February 11

Thomas Edison: Pretty good inventor; could have been a great printer.

The first person ever to print on a train was born on February 11, 1847. As he was to become the greatest inventive genius of his time, it is unfortunate that his interest in printing was of short duration. The present electronic upheaval in the craft might have come a half century earlier had Thomas A. Edison actively continued his printing career.

As a boy, Thomas Edison received virtually no formal schooling. He was sent to a one-room school at the age of eight, but owing to his years of running free, he could not mold himself to the classroom. After three months the schoolmaster told the boy’s parents that he was “addled,” and his mother forthwith removed him from the school, undertaking on the strength of her one year of teaching in a small country school the task of educating her son. The limitations of such education plagued Edison for a good part of his life, as he never learned to spell and his grammar was below even the limited standards of the day. However, his mother was intelligent enough to realize that the boy needed guidance rather than the restrictions of disciplined study. In later years the inventor stated that she allowed him to follow his own bent and was thus responsible for the “making of me.”

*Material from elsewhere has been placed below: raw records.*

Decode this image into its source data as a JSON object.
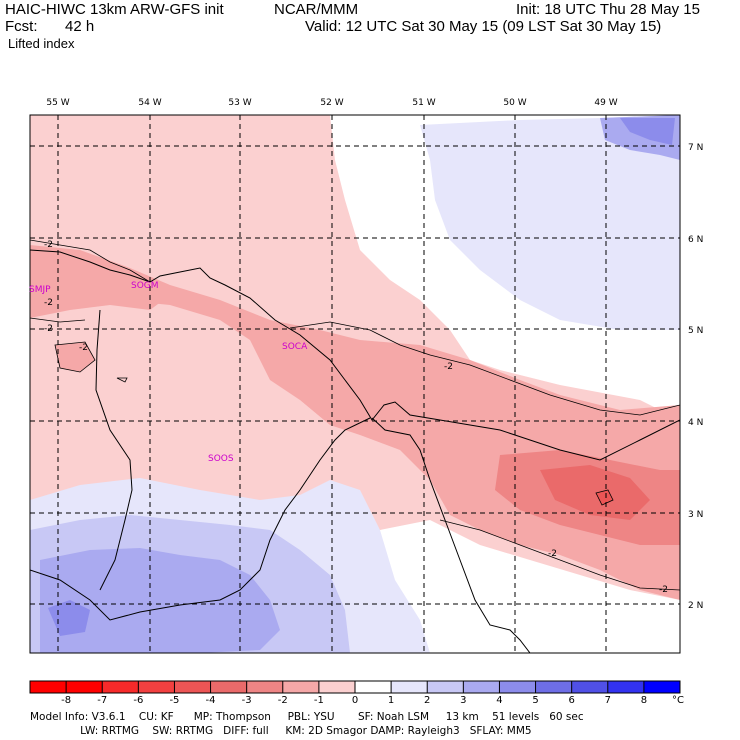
{
  "header": {
    "model": "HAIC-HIWC 13km ARW-GFS init",
    "center": "NCAR/MMM",
    "init": "Init: 18 UTC Thu 28 May 15",
    "fcst_label": "Fcst:",
    "fcst_value": "42 h",
    "valid": "Valid: 12 UTC Sat 30 May 15 (09 LST Sat 30 May 15)",
    "field": "Lifted index"
  },
  "map": {
    "lon_labels": [
      "55 W",
      "54 W",
      "53 W",
      "52 W",
      "51 W",
      "50 W",
      "49 W"
    ],
    "lat_labels": [
      "7 N",
      "6 N",
      "5 N",
      "4 N",
      "3 N",
      "2 N"
    ],
    "stations": [
      "SMJP",
      "SOGM",
      "SOCA",
      "SOOS"
    ],
    "contour_label": "-2"
  },
  "colorbar": {
    "ticks": [
      "-8",
      "-7",
      "-6",
      "-5",
      "-4",
      "-3",
      "-2",
      "-1",
      "0",
      "1",
      "2",
      "3",
      "4",
      "5",
      "6",
      "7",
      "8"
    ],
    "unit": "°C",
    "colors": [
      "#ff0000",
      "#f72a2a",
      "#f24040",
      "#ec5555",
      "#ea6a6a",
      "#ee8585",
      "#f5a8a8",
      "#fbd0d0",
      "#ffffff",
      "#e6e6fb",
      "#c8c8f5",
      "#aaaaf0",
      "#8c8ceb",
      "#6e6ee6",
      "#5050e6",
      "#3232f0",
      "#0000ff"
    ]
  },
  "footer": {
    "line1": "Model Info: V3.6.1    CU: KF      MP: Thompson     PBL: YSU       SF: Noah LSM     13 km    51 levels   60 sec",
    "line2": "               LW: RRTMG    SW: RRTMG   DIFF: full     KM: 2D Smagor DAMP: Rayleigh3   SFLAY: MM5"
  }
}
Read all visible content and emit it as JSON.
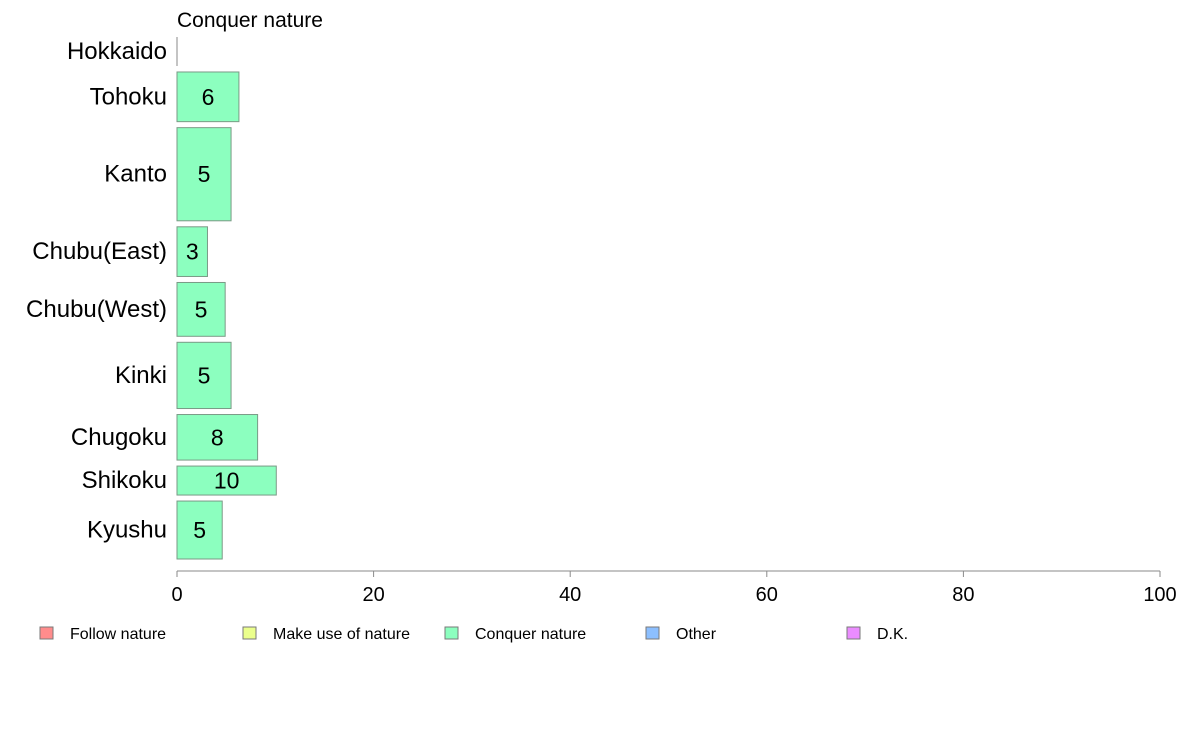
{
  "chart_data": {
    "type": "bar",
    "orientation": "horizontal",
    "title": "Conquer nature",
    "categories": [
      "Hokkaido",
      "Tohoku",
      "Kanto",
      "Chubu(East)",
      "Chubu(West)",
      "Kinki",
      "Chugoku",
      "Shikoku",
      "Kyushu"
    ],
    "series": [
      {
        "name": "Conquer nature",
        "values": [
          0,
          6.3,
          5.5,
          3.1,
          4.9,
          5.5,
          8.2,
          10.1,
          4.6
        ],
        "labels": [
          "",
          "6",
          "5",
          "3",
          "5",
          "5",
          "8",
          "10",
          "5"
        ],
        "color": "#8cffbf"
      }
    ],
    "category_weights": [
      0.7,
      1.2,
      2.25,
      1.2,
      1.3,
      1.6,
      1.1,
      0.7,
      1.4
    ],
    "xlim": [
      0,
      100
    ],
    "xticks": [
      0,
      20,
      40,
      60,
      80,
      100
    ],
    "grid": false,
    "legend": {
      "placement": "bottom",
      "items": [
        {
          "label": "Follow nature",
          "color": "#ff8c8c"
        },
        {
          "label": "Make use of nature",
          "color": "#ebff8c"
        },
        {
          "label": "Conquer nature",
          "color": "#8cffbf"
        },
        {
          "label": "Other",
          "color": "#8cbfff"
        },
        {
          "label": "D.K.",
          "color": "#eb8cff"
        }
      ]
    }
  }
}
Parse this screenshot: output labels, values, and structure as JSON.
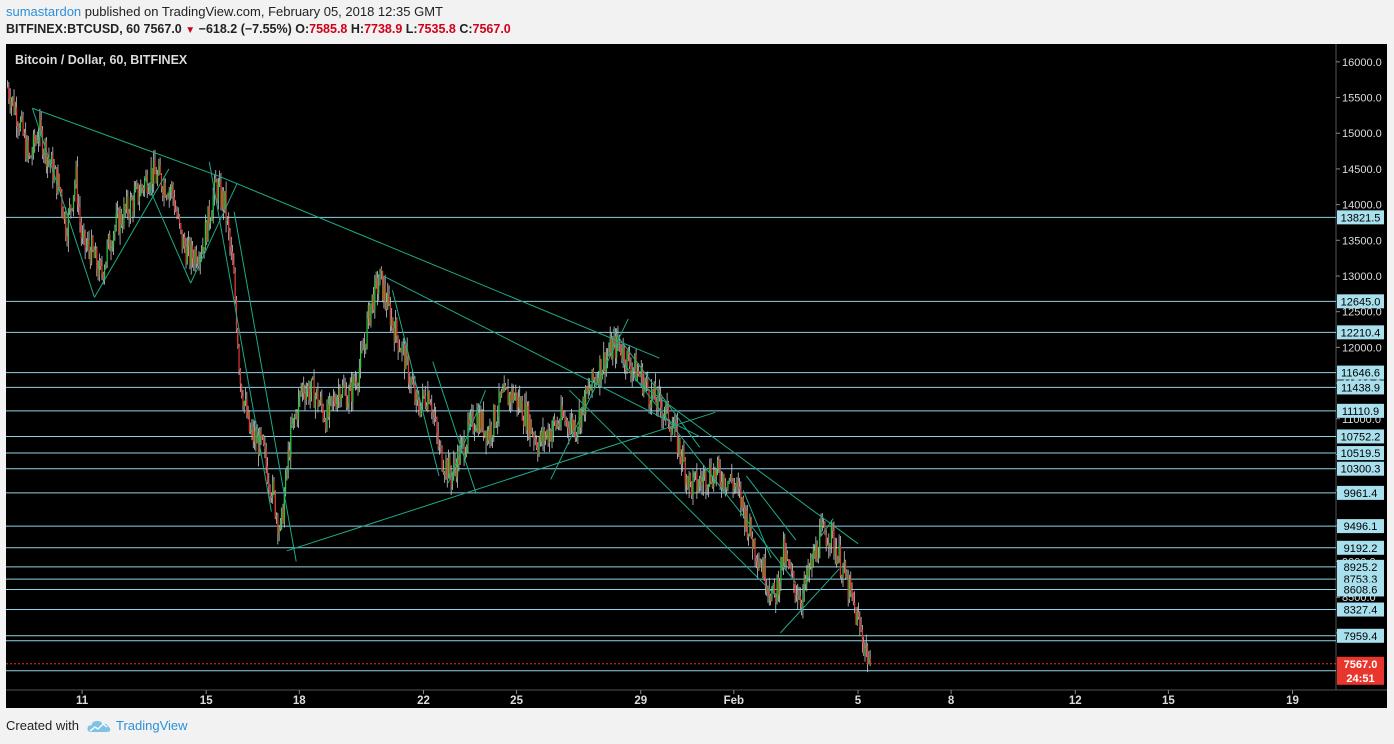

In 1859 when the railroad was extended from Detroit to Edison’s home town of Port Huron, he applied for the non-paying job of “candy butcher” on the cars. His job involved the concession of selling sweets and newspapers to the passengers, Although only twelve years of age, Edison had to be on the train prior to its 7:00 a.m. departure for the three hour trip to Detroit, and then had to wait until it left that city for the return trip, which was completed at 9:30 p.m. The boy developed considerable ingenuity in this job, taking aboard such items as fruit, vegetables, and butter which he sold at retail along the way.

During the long layover in Detroit, Edison at first wandered about the city, but when the Detroit Free Library was opened in 1862 he became one of its earliest card-owners. He later wrote, “I started with the first book on the bottom shelf and went through the lot, one by one. I didn’t read a few books. I read the library.” At this time he also developed a strong interest in the craft of printing. He had made some extra money selling at a premium price the newspapers which carried the account of the battle of Shiloh. This sum he invested in a small hand-press with some three hundred pounds of type which he purchased in Detroit. He then taught himself how to set type and operate the press, editing a small local newspaper which he produced in its entirety in the baggage car of the train. This sheet, The Weekly Herald, was sold for eight cents a copy and reached a circulation of four hundred copies.

Edison’s atrocious spelling didn’t seem to faze his readers, as the paper was lively and informative. The boy editor, with a friend, enlarged the scope of the weekly and renamed it the Paul Pry. One of the items in the new paper, however, discussed the vicissitudes of a local personage and so enraged that individual that he sought out the editor. Although not equipped with the traditional horsewhip, he satisfied his ire by throwing Edison into the St. Clair River. From that point the boy’s interest in a career in journalism abruptly declined, and the paper went out of business.

Shortly after this incident, a railroad telegrapher excited Edison by offering to teach him the skills of that trade. Thus the printing craft lost an outstanding recruit.